A critical vulnerability has been identified in multiple Akuvox Smart Intercom products, allowing unauthenticated remote attackers to access live video streams. This flaw, tracked as CVE-2024-58336, poses a significant risk to physical security and privacy by enabling unauthorized surveillance of sensitive areas without requiring any credentials. Immediate patching is required to prevent potential exploitation and protect sensitive video data.

This vulnerability is an instance of Broken Access Control. The video.cgi endpoint, which serves the device's live video stream, is exposed on TCP port 8080 without any authentication mechanism. A remote attacker can exploit this by sending a direct HTTP request to this endpoint, and the device will return the video stream data without verifying the user's identity or authorization, granting unauthorized access to the camera feed.

This vulnerability is rated as critical severity with a CVSS score of 9.8. Exploitation could lead to a severe breach of physical security and personal privacy, as attackers could monitor building entrances, secure areas, or private residences in real-time. This exposure creates significant risks, including corporate espionage, targeted theft, stalking, and reputational damage. The organization could also face legal and regulatory consequences related to privacy violations if sensitive areas are exposed.

Immediate Action: The primary remediation is to apply the vendor-supplied security patch immediately. Organizations must identify all affected Akuvox devices and update them to the latest firmware version that addresses this vulnerability. After patching, review access logs for any signs of past exploitation.

Proactive Monitoring: Security teams should actively monitor network traffic for suspicious requests to TCP port 8080 on Akuvox devices, specifically looking for access attempts to the /video.cgi endpoint from untrusted or external IP addresses. Configure alerts for unusual traffic patterns or repeated connections to this port and endpoint.

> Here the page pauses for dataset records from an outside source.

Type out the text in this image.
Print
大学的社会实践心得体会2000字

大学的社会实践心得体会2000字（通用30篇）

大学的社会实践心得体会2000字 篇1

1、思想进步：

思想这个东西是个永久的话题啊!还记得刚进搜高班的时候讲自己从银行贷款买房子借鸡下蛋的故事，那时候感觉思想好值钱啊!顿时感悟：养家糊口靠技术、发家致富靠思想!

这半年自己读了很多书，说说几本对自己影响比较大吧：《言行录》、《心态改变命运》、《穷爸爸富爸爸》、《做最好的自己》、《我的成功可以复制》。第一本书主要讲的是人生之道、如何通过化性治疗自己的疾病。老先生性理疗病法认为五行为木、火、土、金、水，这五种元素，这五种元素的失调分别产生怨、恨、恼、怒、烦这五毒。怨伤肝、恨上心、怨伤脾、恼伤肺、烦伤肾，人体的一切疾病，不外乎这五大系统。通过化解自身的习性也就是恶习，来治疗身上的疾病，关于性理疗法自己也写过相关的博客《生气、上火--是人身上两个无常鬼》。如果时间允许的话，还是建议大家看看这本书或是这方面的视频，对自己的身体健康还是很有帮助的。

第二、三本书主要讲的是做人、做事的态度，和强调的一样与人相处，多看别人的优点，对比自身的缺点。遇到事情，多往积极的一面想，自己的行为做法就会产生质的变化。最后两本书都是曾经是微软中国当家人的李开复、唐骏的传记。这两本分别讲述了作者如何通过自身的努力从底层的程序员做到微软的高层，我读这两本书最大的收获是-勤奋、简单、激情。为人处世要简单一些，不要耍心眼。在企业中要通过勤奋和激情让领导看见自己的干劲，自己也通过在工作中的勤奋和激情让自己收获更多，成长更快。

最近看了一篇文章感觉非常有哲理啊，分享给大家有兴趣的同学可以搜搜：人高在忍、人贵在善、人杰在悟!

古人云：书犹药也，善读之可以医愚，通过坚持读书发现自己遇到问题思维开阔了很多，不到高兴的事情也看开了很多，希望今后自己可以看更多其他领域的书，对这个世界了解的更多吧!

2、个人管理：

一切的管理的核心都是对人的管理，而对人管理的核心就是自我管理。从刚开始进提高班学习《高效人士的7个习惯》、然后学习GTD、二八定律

Compensating Controls: If immediate patching is not feasible, implement the following controls to reduce risk:

• Use a firewall to restrict all access to TCP port 8080 from external networks.
• If remote access is required, place the device behind a VPN or a reverse proxy that enforces strong authentication.
• Segment the network to isolate the intercom devices from critical internal systems and the public internet.

Public Exploit Available: false

Given the critical CVSS score of 9.8 and the severe impact on physical security and privacy, this vulnerability requires immediate attention. The top priority is to apply the vendor patch to all affected Akuvox devices without delay. Although this CVE is not currently listed on the CISA KEV list, its high severity and ease of exploitation warrant treating it with the same urgency. If patching is delayed for any reason, compensating controls such as firewall restrictions must be implemented immediately to mitigate the risk of unauthorized surveillance.